Republican House Speaker Paul Ryan says the partial government shutdown is "inflicting needless uncertainty on our country" and he is blaming it all on Senate Democrats.
The U.S. government shut down at midnight after Congress failed to resolve a partisan standoff over immigration and spending. In a late-night vote, Senate Democrats blocked a bill that would have kept the government running for four weeks.
Since the shutdown began at the start of a weekend, many of the immediate effects will be muted for most Americans. But any damage could build quickly if the closure is prolonged. And it comes with no shortage of embarrassment for the president and political risk for both parties, as they wager that voters will punish the other at the ballot box in November.
Social Security and most other safety net programs are unaffected by the lapse in federal spending authority. Critical government functions will continue, with uniformed service members, health inspectors and law enforcement officers set to work without pay. But if no deal is brokered before Monday, hundreds of thousands of federal employees will be furloughed.
The White House and Capitol Hill will be working with skeleton staffs, but some government agencies, like the Environmental Protection Agency, have said they were able to shift funding around to keep most workers on the job. National parks and federal museums will be open, but with potentially reduced services.
After hours of closed-door meetings and phone calls, the Senate scheduled its late-night vote on a House-passed plan. It gained 50 votes to proceed to 49 against, but 60 were needed to break a Democratic filibuster. A handful of red-state Democrats crossed the aisle to support the measure, rather than take a politically risky vote. Four Republicans voted in opposition.

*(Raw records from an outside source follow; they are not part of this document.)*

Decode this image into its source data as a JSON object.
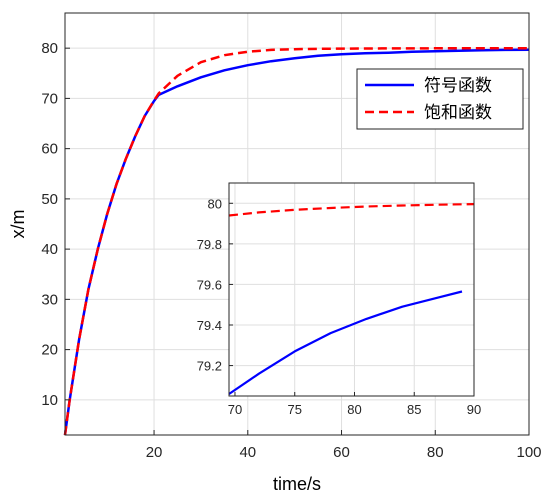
{
  "chart_data": [
    {
      "type": "line",
      "xlabel": "time/s",
      "ylabel": "x/m",
      "xlim": [
        1,
        100
      ],
      "ylim": [
        3,
        87
      ],
      "xticks": [
        "20",
        "40",
        "60",
        "80",
        "100"
      ],
      "yticks": [
        "10",
        "20",
        "30",
        "40",
        "50",
        "60",
        "70",
        "80"
      ],
      "grid": true,
      "legend_position": "top-right",
      "series": [
        {
          "name": "符号函数",
          "color": "#0000ff",
          "style": "solid",
          "x": [
            1,
            2,
            4,
            6,
            8,
            10,
            12,
            14,
            16,
            18,
            20,
            21,
            25,
            30,
            35,
            40,
            45,
            50,
            55,
            60,
            65,
            70,
            75,
            80,
            85,
            90,
            95,
            100
          ],
          "y": [
            3,
            10,
            22,
            32,
            40,
            47,
            53,
            58,
            62.5,
            66.5,
            69.5,
            70.7,
            72.4,
            74.2,
            75.6,
            76.6,
            77.4,
            78.0,
            78.5,
            78.8,
            79.0,
            79.1,
            79.28,
            79.4,
            79.5,
            79.58,
            79.65,
            79.7
          ]
        },
        {
          "name": "饱和函数",
          "color": "#ff0000",
          "style": "dashed",
          "x": [
            1,
            2,
            4,
            6,
            8,
            10,
            12,
            14,
            16,
            18,
            20,
            21,
            25,
            30,
            35,
            40,
            45,
            50,
            55,
            60,
            70,
            80,
            90,
            100
          ],
          "y": [
            3,
            10,
            22,
            32,
            40,
            47,
            53,
            58,
            62.5,
            66.5,
            69.6,
            71.0,
            74.5,
            77.2,
            78.6,
            79.3,
            79.65,
            79.8,
            79.88,
            79.92,
            79.95,
            79.98,
            79.99,
            80.0
          ]
        }
      ]
    },
    {
      "type": "line",
      "role": "inset",
      "xlim": [
        69.5,
        90
      ],
      "ylim": [
        79.05,
        80.1
      ],
      "xticks": [
        "70",
        "75",
        "80",
        "85",
        "90"
      ],
      "yticks": [
        "79.2",
        "79.4",
        "79.6",
        "79.8",
        "80"
      ],
      "grid": true,
      "series": [
        {
          "color": "#0000ff",
          "style": "solid",
          "x": [
            69.5,
            72,
            75,
            78,
            81,
            84,
            87,
            89
          ],
          "y": [
            79.06,
            79.16,
            79.27,
            79.36,
            79.43,
            79.49,
            79.535,
            79.565
          ]
        },
        {
          "color": "#ff0000",
          "style": "dashed",
          "x": [
            69.5,
            72,
            75,
            78,
            81,
            84,
            87,
            90
          ],
          "y": [
            79.94,
            79.955,
            79.968,
            79.977,
            79.984,
            79.989,
            79.993,
            79.996
          ]
        }
      ]
    }
  ]
}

"Tonight, they put politics above our national security, military families, vulnerable children, and our country's ability to serve all Americans," White House press secretary Sarah Sanders said in a statement moments before midnight. "We will not negotiate the status of unlawful immigrants while Democrats hold our lawful citizens hostage over their reckless demands. This is the behavior of obstructionist losers, not legislators."

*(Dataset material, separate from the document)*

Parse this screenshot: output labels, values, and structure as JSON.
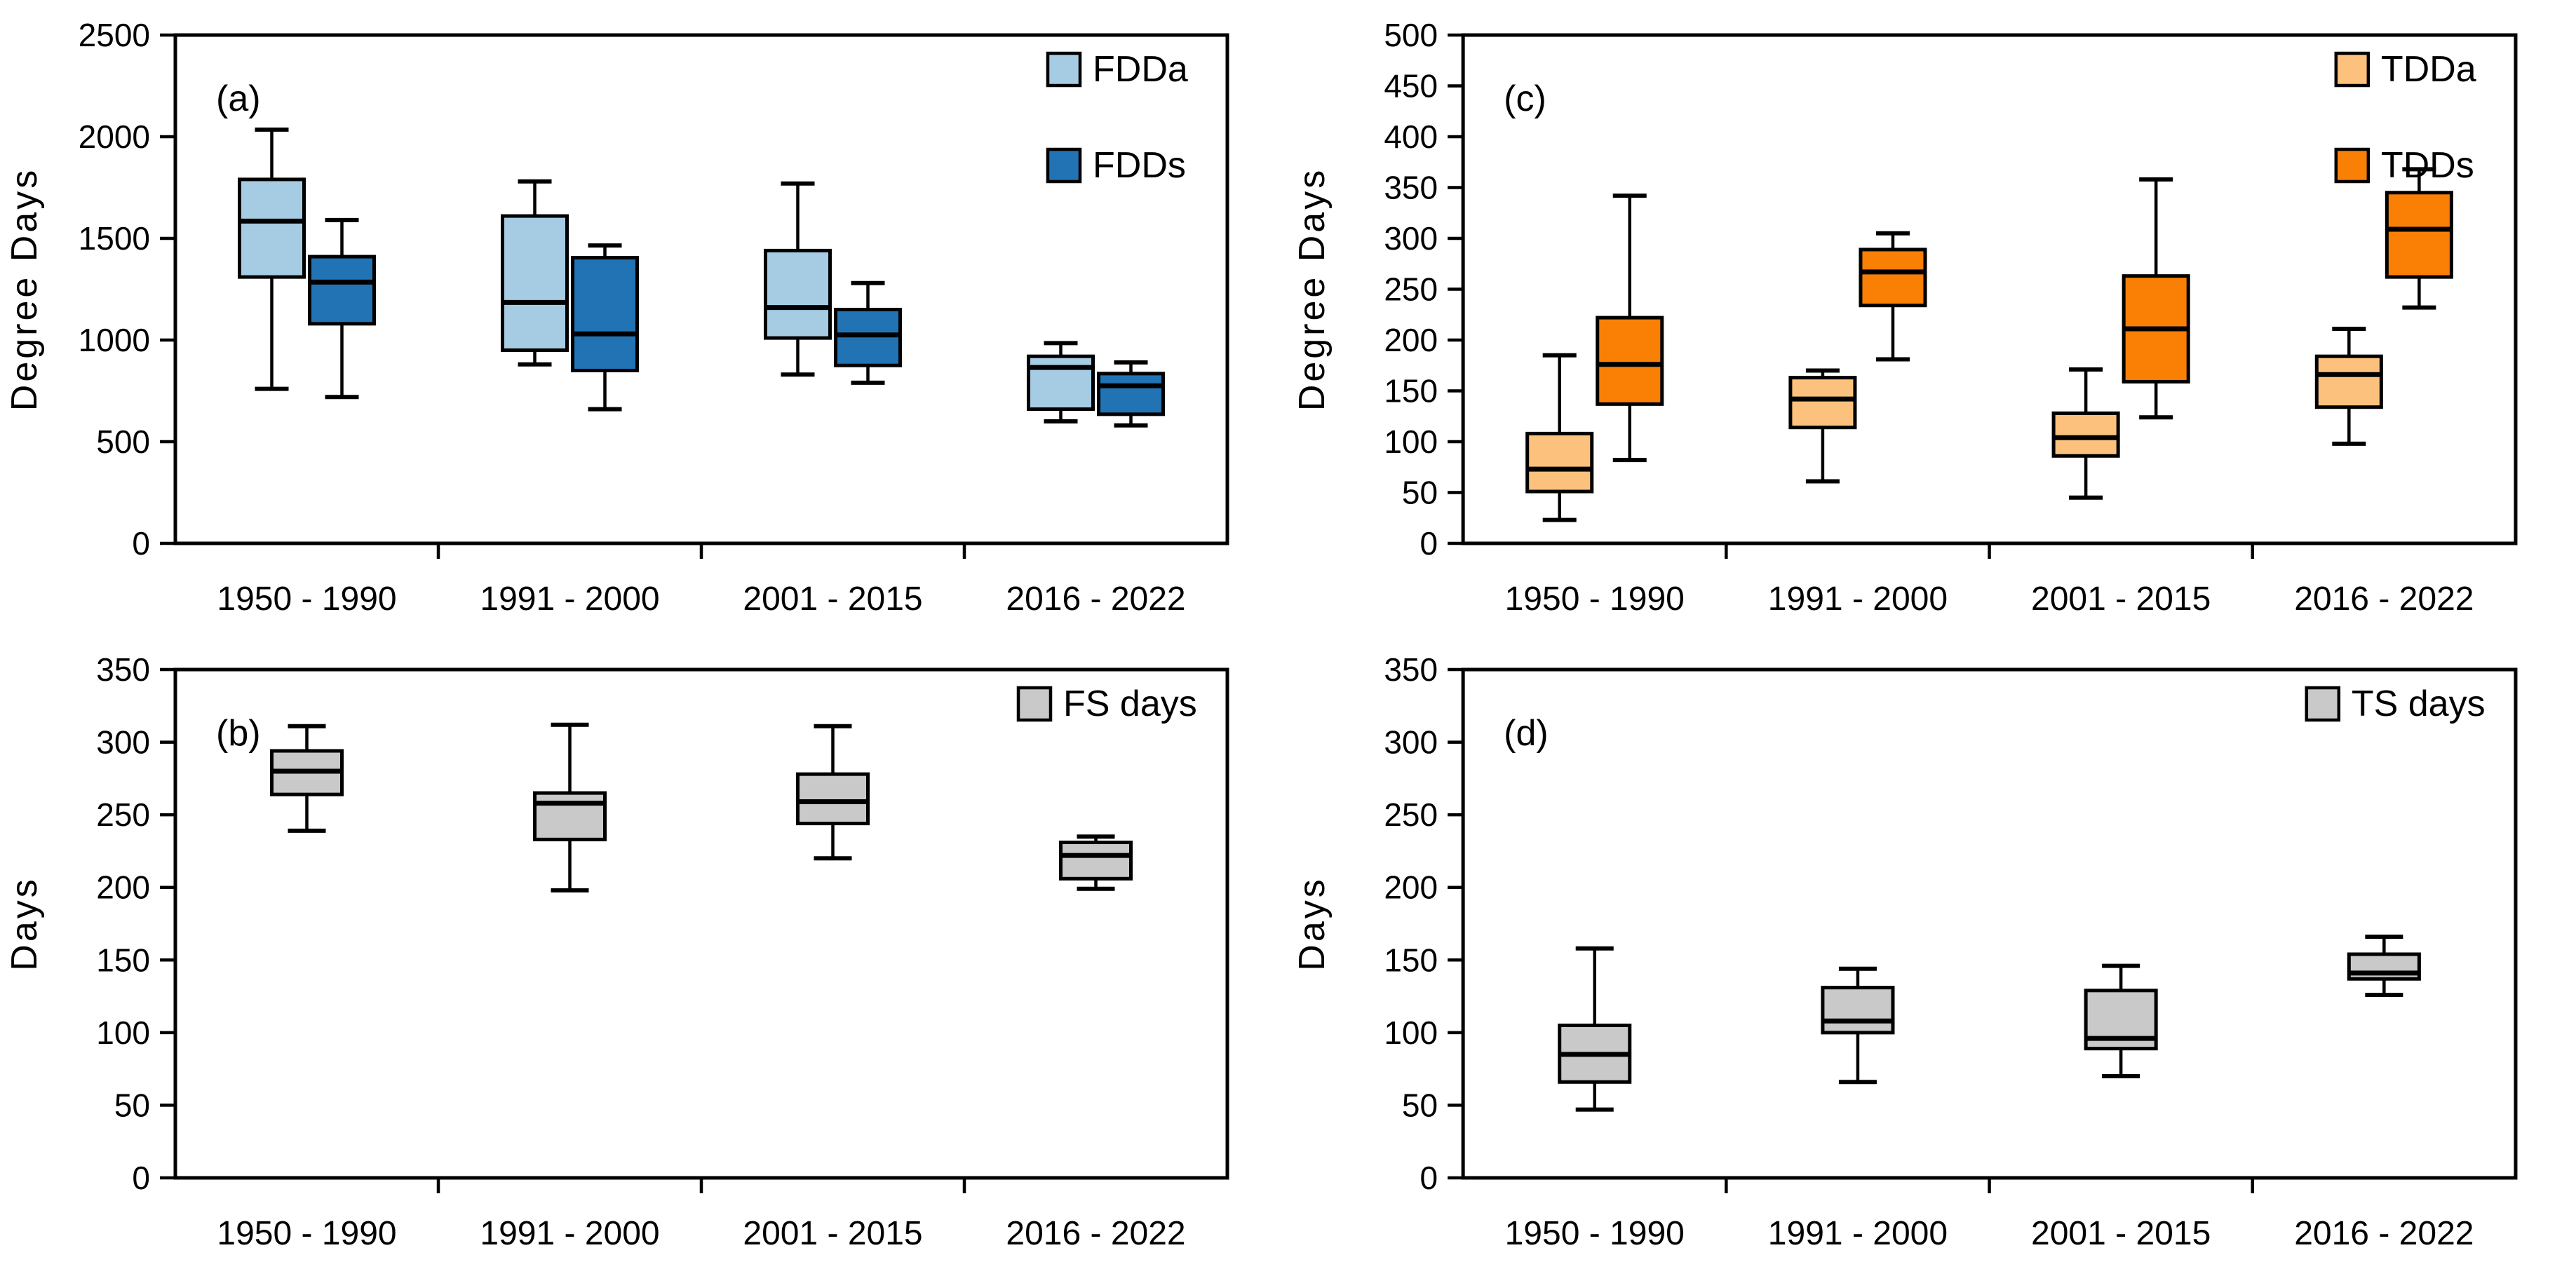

Trump and his representatives had been labeling the event the "Schumer shutdown" after Senate Minority Leader Chuck Schumer, but the New York Democrat was quick to call it "the Trump shutdown."
"It's almost as if you were rooting for a shutdown," Schumer said from the Senate floor. "And now we will have one. And the blame should crash entirely on President Trump's shoulders. This will be called the Trump shutdown. This will be called the Trump shutdown because there is no one, no one, who deserves the blame for the position we find ourselves in than President Trump."